Verified Clinical Trials (VCT), the global leader in clinical trial subject registry solutions, has officially launched operations in Japan through a strategic collaboration with Medical Revolutions Japan (MRJ) and the Japan Association of Contract Institutes for Clinical Pharmacology (JACIC). The initiative addresses the growing global challenge of duplicate and professional research subjects in clinical trials, a concern that has expanded beyond Phase 1 studies to affect Phase II and Phase III trials as well.
Modernizing Japan's Clinical Trial Infrastructure
For the past thirty years, Japan's only system for preventing duplicate subject registration was developed by JACIC and used exclusively across Phase 1 studies. However, a recent review concluded that the system requires substantial modernization to meet international standards and support the growing number of global clinical trials conducted in Japan.
After extensive evaluation, the VCT platform was selected as the best solution and replacement for the existing system. The platform is widely adopted as the global standard for clinical trial subject registry solutions.

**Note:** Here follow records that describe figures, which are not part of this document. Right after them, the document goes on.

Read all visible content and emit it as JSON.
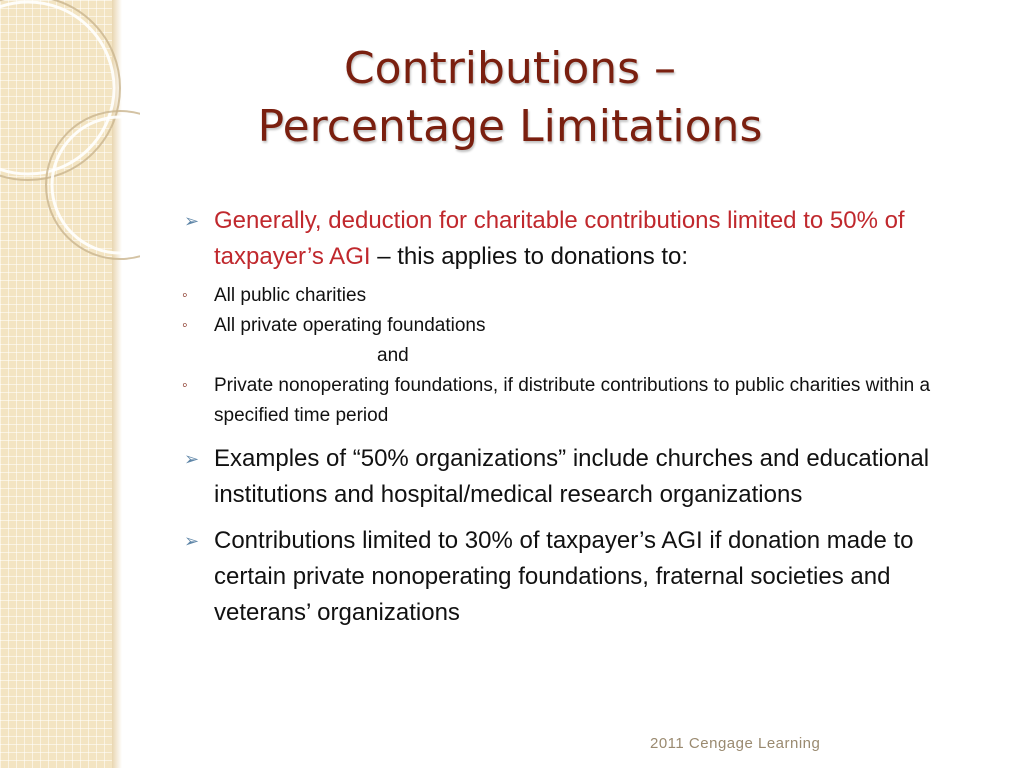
{
  "slide": {
    "title_line1": "Contributions –",
    "title_line2": "Percentage Limitations",
    "bullet1": {
      "red_text": "Generally, deduction for charitable contributions limited to 50% of taxpayer’s AGI",
      "rest_text": " – this applies to donations to:",
      "sub_items": [
        "All public charities",
        "All private operating foundations",
        "Private nonoperating foundations, if distribute contributions to public charities within a specified time period"
      ],
      "connector": "and"
    },
    "bullet2": "Examples of “50% organizations” include churches and educational institutions and hospital/medical research organizations",
    "bullet3": "Contributions limited to 30% of taxpayer’s AGI if donation made to certain private nonoperating foundations, fraternal societies and veterans’ organizations",
    "footer": "2011 Cengage Learning",
    "bullet_icon": "arrowhead-bullet-icon",
    "sub_bullet_icon": "open-circle-bullet-icon",
    "colors": {
      "title": "#7a1f0f",
      "highlight": "#c0282d",
      "bullet": "#5f86a8",
      "sidebar": "#f3e4c2"
    }
  }
}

Advanced Biometric Capabilities and Expanded Coverage
With support from MRJ, which was commissioned by JACIC to assist with domestic implementation, Verified Clinical Trials has begun initiating sites in Japan. Additional sites are expected to join in the coming weeks and months, benefiting from the biometric capabilities of the VCT system that offer a higher level of subject authentication and protocol compliance.

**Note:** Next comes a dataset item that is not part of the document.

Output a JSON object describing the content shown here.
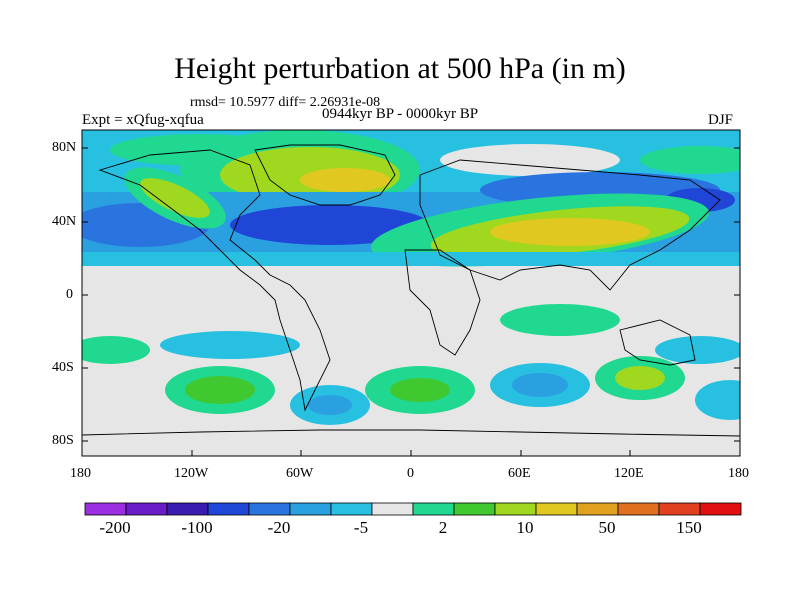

The rollout will include sites conducting Phase I through Phase IV clinical trials, representing a significant expansion from the previous system's Phase 1 limitation. "Given the sophisticated functionality and biometric identification capability of the VCT system, as well as its proven match for other Asian countries," a representative of MRJ commented, "I believe it is destined to become the new Japan standard for duplicate subject registration prevention."
Global Platform with Real-Time Protection
Verified Clinical Trials brings to Japan a cross-sponsor, cross-therapeutic area subject registry already in use in up to 40 countries. The platform not only detects but also prevents duplicate subjects and other protocol violations at the time of screening and maintains protections throughout the entire duration of the trial.
"We're honored to bring VCT to Japan as part of a shared mission to raise the standard of subject protection and trial integrity," said Mitchell Efros, MD, President and CEO of Verified Clinical Trials. "No clinical trial or geography is immune to the challenge of duplicate subjects—it's a global phenomenon. Our system provides an effective, scalable solution."
Enhanced Protocol Risk Management
The implementation provides sponsors with real-time tools for proactive protocol risk management. "By introducing VCT in Japan, sponsors gain a real-time tool to proactively manage protocol risk and ensure only qualified participants are enrolled," added Kerri Weingard, ANP, Vice President and Chief Operating Officer of Verified Clinical Trials.
Regional Commitment and Support
The launch represents VCT's commitment to regulatory excellence and regional partnership across the APAC region. "This launch represents our commitment to regulatory excellence and regional partnership across the APAC region," said Eve Hsu, Global Regulatory Director at Verified Clinical Trials. "With dedicated team members based throughout APAC, we're well-positioned to support sites and sponsors locally and help elevate clinical trial quality and compliance across the region."
The VCT system was co-founded by Mitchell Efros, MD, and Kerri Weingard, ANP, both experienced clinical researchers who developed the registry to address long-standing challenges in subject eligibility, data quality, and compliance. The platform fills a critical gap in the clinical research industry by providing insight into a research subject's past trial participation, enabling better subject selection and helping ensure successful clinical trial execution.